Gericiler ülkeyi emperyalizmin paralı askeri, ucuz işçisi, tetikçisi haline getirmişler. Ne gam! Buna en büyük desteği verip yine en büyük vatansever sen olursun.
Sorarlarsa “Hükümetler değişir, Türk devleti hep kalır” dersin, Amerika’nın emrinde girişilen bölgesel maceralara “milli çıkar” der, arka çıkarsın.
AKP’yi yıllardır ayakta tutan iktidarın verdiği olanaklar falan değil. Böyle muhalefetle başkası yıkmazsa bin yıl ayakta kalabilirler.
Yine de kızılacak bir şey yok. Sermayenin ve emperyalizmin kıyamadığı gericilere Devlet niye kıysın.
Gericiliğin yuvasını, yapıcı muhalefet yapar
CHP halkın, emekçilerin, ilericilerin zamanında büyük umutlar bağladığı bir parti.
Bugün de emekçi halkın, aydınların ve gençlerin büyüklü küçüklü beklentileri var CHP’den.
CHP liderliğinin asıl işiyse sermayenin beklentilerini karşılamak.
Uyumlu, yapıcı muhalefet bu gayretkeşliğin ürünü. Kılıçdaroğlu’nun deyişiyle “Yenikapı Ruhu”...
Başka beklentileri olanlar için kötü haber: Bu durum değişmeyecek. Sermayenin değil, emekçi halkın çıkarlarını ancak işçi sınıfının bağımsız gücü, sermayenin kontrolünde olmayan devrimci bir parti, böyle bir liderlik temsil edebilir.
Bunun dışında “Yenikapı Ruhu” herkesi esir alır. Zaten o ruh hep oradadır.
Cumhuriyet tehlikedeydi, “laiklik tehlikede değil” dediler.

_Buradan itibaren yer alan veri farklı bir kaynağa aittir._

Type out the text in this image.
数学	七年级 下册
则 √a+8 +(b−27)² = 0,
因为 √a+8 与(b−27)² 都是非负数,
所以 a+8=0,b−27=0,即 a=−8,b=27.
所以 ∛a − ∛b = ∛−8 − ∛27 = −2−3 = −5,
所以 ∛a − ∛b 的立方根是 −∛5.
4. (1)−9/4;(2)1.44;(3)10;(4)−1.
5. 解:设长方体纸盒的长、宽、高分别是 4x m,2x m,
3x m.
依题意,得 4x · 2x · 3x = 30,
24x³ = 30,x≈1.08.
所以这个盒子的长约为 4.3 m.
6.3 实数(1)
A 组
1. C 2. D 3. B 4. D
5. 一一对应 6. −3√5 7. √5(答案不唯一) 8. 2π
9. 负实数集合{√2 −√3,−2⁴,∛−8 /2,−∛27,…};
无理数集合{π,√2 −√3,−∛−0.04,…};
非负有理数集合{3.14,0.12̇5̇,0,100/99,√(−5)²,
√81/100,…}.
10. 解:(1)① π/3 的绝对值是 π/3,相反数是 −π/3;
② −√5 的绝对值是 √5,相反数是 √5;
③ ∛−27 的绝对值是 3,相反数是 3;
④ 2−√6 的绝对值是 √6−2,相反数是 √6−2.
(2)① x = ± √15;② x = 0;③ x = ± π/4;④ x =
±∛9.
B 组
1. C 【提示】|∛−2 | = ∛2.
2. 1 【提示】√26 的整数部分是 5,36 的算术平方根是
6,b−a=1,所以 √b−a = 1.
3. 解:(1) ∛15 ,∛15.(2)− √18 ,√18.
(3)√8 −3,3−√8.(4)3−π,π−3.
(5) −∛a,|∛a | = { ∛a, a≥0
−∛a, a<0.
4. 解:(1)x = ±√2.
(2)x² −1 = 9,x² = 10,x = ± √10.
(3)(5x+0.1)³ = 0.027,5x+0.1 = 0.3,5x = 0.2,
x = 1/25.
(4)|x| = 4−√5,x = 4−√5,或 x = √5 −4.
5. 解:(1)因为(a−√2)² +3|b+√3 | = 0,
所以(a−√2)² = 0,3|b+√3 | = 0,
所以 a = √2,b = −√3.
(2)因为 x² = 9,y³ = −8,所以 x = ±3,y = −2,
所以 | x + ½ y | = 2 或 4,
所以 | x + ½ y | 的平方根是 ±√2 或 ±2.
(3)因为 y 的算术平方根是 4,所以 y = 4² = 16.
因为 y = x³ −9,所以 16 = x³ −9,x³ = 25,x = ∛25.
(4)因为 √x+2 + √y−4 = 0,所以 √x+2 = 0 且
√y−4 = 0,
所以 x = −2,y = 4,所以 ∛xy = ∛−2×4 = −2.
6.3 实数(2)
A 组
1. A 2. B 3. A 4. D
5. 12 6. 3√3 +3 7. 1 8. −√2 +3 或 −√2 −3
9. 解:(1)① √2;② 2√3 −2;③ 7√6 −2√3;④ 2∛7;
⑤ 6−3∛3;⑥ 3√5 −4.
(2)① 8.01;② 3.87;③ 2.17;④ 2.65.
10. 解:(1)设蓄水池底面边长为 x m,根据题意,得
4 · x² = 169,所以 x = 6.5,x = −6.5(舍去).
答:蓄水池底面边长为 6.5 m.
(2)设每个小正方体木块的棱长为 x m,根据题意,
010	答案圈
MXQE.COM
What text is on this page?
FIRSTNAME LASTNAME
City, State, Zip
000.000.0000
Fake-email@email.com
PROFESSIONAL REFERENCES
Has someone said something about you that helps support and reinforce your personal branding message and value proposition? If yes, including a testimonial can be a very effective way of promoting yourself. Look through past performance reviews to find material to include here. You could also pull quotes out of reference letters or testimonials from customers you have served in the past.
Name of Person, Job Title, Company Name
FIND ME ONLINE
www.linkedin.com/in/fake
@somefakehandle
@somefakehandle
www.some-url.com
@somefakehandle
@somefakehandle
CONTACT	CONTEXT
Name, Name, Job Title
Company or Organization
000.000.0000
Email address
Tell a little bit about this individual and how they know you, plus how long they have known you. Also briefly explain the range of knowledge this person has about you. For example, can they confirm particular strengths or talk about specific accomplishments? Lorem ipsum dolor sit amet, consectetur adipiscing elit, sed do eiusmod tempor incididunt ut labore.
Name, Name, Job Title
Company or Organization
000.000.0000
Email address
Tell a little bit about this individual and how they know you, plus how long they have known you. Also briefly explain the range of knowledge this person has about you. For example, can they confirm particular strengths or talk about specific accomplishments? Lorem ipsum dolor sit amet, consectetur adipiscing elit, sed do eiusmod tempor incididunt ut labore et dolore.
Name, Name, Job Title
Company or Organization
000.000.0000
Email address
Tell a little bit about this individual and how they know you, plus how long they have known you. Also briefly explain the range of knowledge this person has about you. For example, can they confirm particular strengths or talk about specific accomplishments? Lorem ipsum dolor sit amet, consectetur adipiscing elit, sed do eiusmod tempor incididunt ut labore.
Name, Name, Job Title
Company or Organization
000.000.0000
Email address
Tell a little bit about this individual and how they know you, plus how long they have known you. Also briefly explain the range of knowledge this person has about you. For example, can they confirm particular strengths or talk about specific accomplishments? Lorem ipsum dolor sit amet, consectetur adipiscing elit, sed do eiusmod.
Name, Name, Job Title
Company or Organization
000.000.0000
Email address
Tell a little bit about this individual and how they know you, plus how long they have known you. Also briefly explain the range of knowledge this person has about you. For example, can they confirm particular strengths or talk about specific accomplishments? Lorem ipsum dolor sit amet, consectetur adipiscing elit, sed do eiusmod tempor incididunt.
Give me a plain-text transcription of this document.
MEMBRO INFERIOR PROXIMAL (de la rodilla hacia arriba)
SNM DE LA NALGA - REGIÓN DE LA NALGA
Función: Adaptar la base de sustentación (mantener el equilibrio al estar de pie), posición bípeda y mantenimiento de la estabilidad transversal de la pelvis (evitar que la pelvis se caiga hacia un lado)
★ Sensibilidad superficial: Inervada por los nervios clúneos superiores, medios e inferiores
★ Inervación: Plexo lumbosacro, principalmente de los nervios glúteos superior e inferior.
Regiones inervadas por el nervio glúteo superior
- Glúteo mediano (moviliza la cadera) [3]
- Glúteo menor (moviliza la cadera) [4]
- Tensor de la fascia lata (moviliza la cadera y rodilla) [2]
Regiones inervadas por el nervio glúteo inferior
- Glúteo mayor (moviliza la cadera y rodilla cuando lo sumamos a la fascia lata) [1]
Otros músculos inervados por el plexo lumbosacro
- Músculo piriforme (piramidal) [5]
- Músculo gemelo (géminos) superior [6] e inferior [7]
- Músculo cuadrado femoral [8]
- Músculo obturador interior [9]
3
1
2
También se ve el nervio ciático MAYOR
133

Din istismarı, inanç sömürüsü, devletin dinle yönetilmesi, dinin sömürüye alet edilmesi zirve yaparken, “biz daha yüksek sesle besmele çekersek, vatandaşı AKP’nin elinden kurtarırız” kafasıyla davrandılar.
Suriye halkına kan kusturan cihatçı alçaklık ortadayken hükümetin işgal tezkerelerine “milli birlik” adına onay verdiler.
“Emek dostu” olduklarını söylerken tek yaptıkları göstermelik sendika ziyaretleri. Bayram Meral gibi, Rıdvan Budak gibi fabrika sahibi, işçiyi sömüren sendika ağalarını milletvekili yaptılar.
İşçilerin kanını emen taşeronluk, CHP’li belediyelerde de hiç eksik kalmadı.
CHP’nin en güçlü olduğu yerlerden birisi olan Kadıköy’de bu güç, AKP’li belediye meclisi üyeleriyle rant paylaşmak için kullanıldı.
İzmir halkını “gavur” ilan edip savaş açmış olan gericilere övgü düzmek CHP’li Belediye Başkanı Aziz Kocaoğlu’na düşüyordu.
CHP, “Hayır” diyecek. Hayırlı olsun. AKP’nin bu noktaya gelmesinde, Erdoğan’ın hukuksuz Siirt milletvekilliğinden başlayarak CHP yönetiminin payı oldu.
Emekçilerin, aydınların, gençlerin ve kadınların şunu iyi bilmesi gerekiyor: Gerçekten direnmesi, göstermelik şovlarla yetinmeyip gerici saldırıya “Hayır” demesi için bu “yapıcı muhalefet” takımını hiç boş bırakmamak gerek.